I know that the country’s turned to the right. But we’d still have the New Deal if voters were turning out at New Deal-type rates. (Between 1936 and 1968, voter turnout in presidential elections fell below 56 percent just once. Since 1968, it has never exceeded 56 percent.) So how can Democrats get the turnout of all eligibles up to 65 percent?

I doubt that seriously. One important causal factor Geoghegan omits is the lowering of the national voting age in 1970, which brought in a new cohort of voters who were unlikely to vote. Moreover, recent scholarship suggests that low apparent turnout in the U.S. is due to an increase in the non-eligible population (felons and non-citizens, which aren’t part of the “voting age population” used for redistricting) and the use of frequent elections (U.S. jurisdictions average at least one election per year, including local and state elections and primaries, while most other industrialized democracies only have elections, on average, every two years—and typically have elections for national office at different times from elections to local offices). The fact that the U.S. holds elections on weekdays rather than weekends is also an important factor in lowering turnout.

What are Geoghegan’s remedies?

First, offer two ballots, a long one and a short one. Let’s call the short one Fast Ballot. President. Congress. Governor if there’s a race on. That’s all. You’re done. Someone else will vote the long ballot.

Nick already explained what an idiotic idea this is. But in many states (including, I believe, Illinois), you can vote a party-line ballot just as easily. It seems more productive to encourage the adoption of (or return of) party-line boxes on ballots, then. (You can thank the Progressives for getting rid of party-line voting in many states.)

His second remedy apparently revolves around making the entire election process an excuse to go on a bender. No, I’m serious:

One free drink. Let’s take the 10 biggest population centers. In each one, set up a business-type council, full of media types and celebrities, to push voting. In September and October, have them sign up bars and restaurants to put up a red-white-and-blue logo on Election Night. What does the logo mean? With your ballot stub, first drink is on the house. Soon everybody will want to have a logo, the way in the New Deal, businesses showcased the Blue Eagle. Put the word out on college campuses. Get them to compete to throw the biggest party. Pump it up, the way we’ve done with Halloween.
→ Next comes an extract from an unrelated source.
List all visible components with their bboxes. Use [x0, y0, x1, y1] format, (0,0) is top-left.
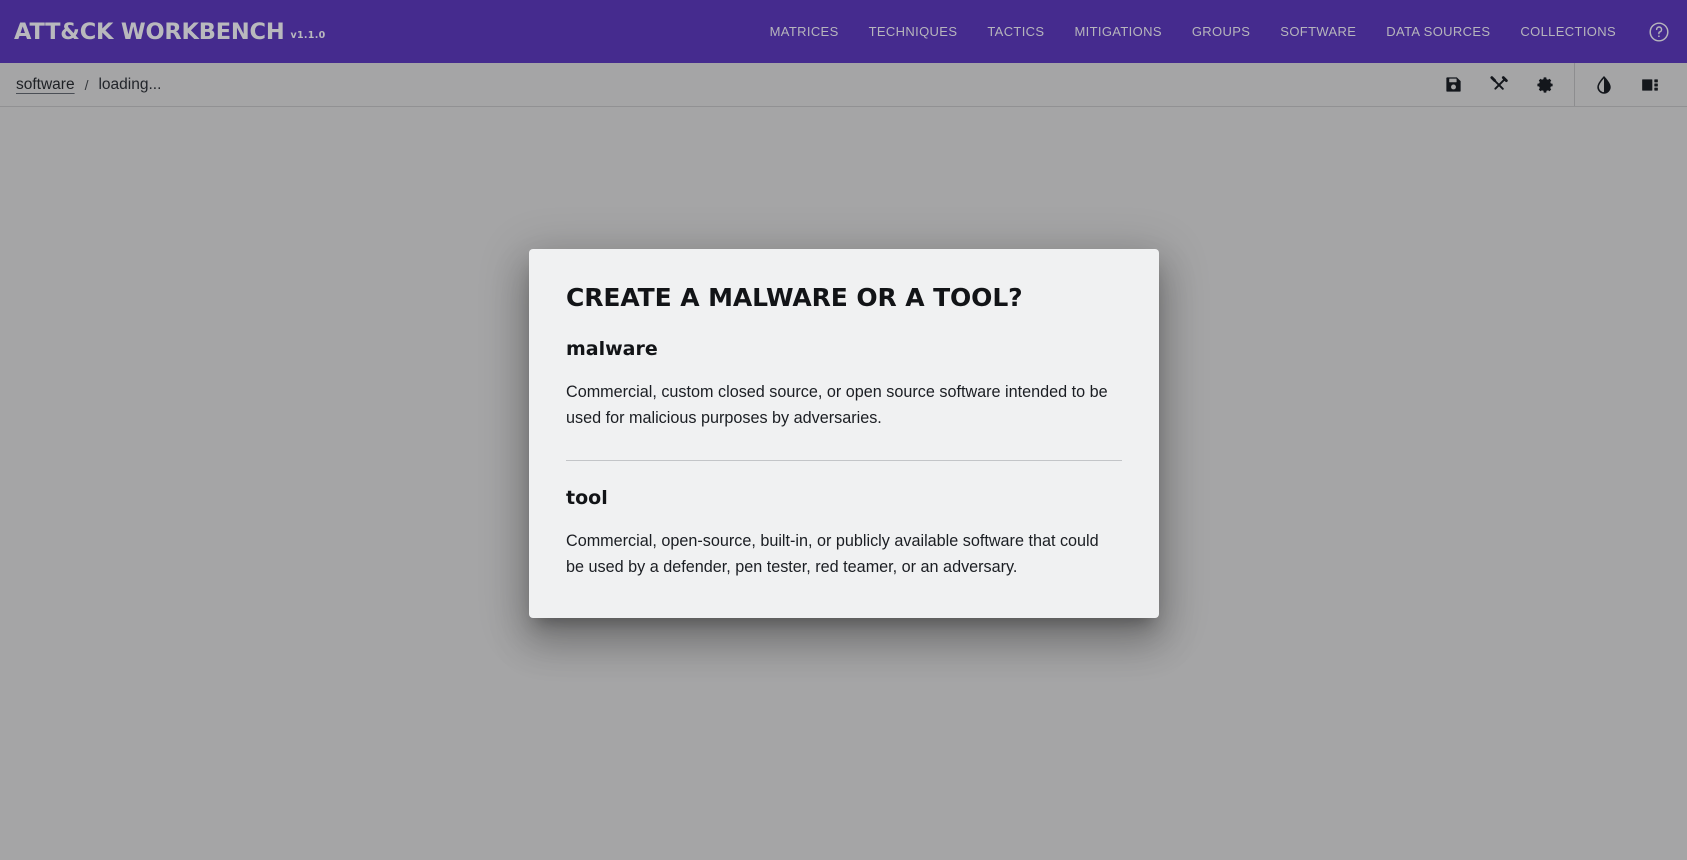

No doubt, the Progressives are rolling over in their graves at this idea (you can thank them, too, for laws that require bars and liquor stores to be closed on Election Day in some states). In most (all?) states, it’s illegal to offer an inducement for voting—even if that inducement is given without regard to vote choice. From a theoretical point of view, I don’t think such laws are worthwhile—in fact, I actually wrote a paper on Philippine politics once that argued (in part) that citizens ought to have the right to sell their vote to the highest bidder. Regardless, this proposal is simultaneously idiotic and impractical (and illegal, to boot; not that that’s ever stopped any campaign tactic in the past, mind you).

Furthermore, the premise that any of this will help the Democrats is, simply put, absurd, and borders on patronizing: apparently, Geoghegan conceives of the Democratic base as a bunch of louts who can only be encouraged to vote if they are given a really dumbed-down ballot and are promised a pint of Pabst Blue Ribbon for their trouble. If this is what Democratic elites think of their own supporters, they should count their lucky stars if any of them bother to show up in November to cast a ballot for John F. Kerry—assuming he deigns to accept the nomination before then, that is.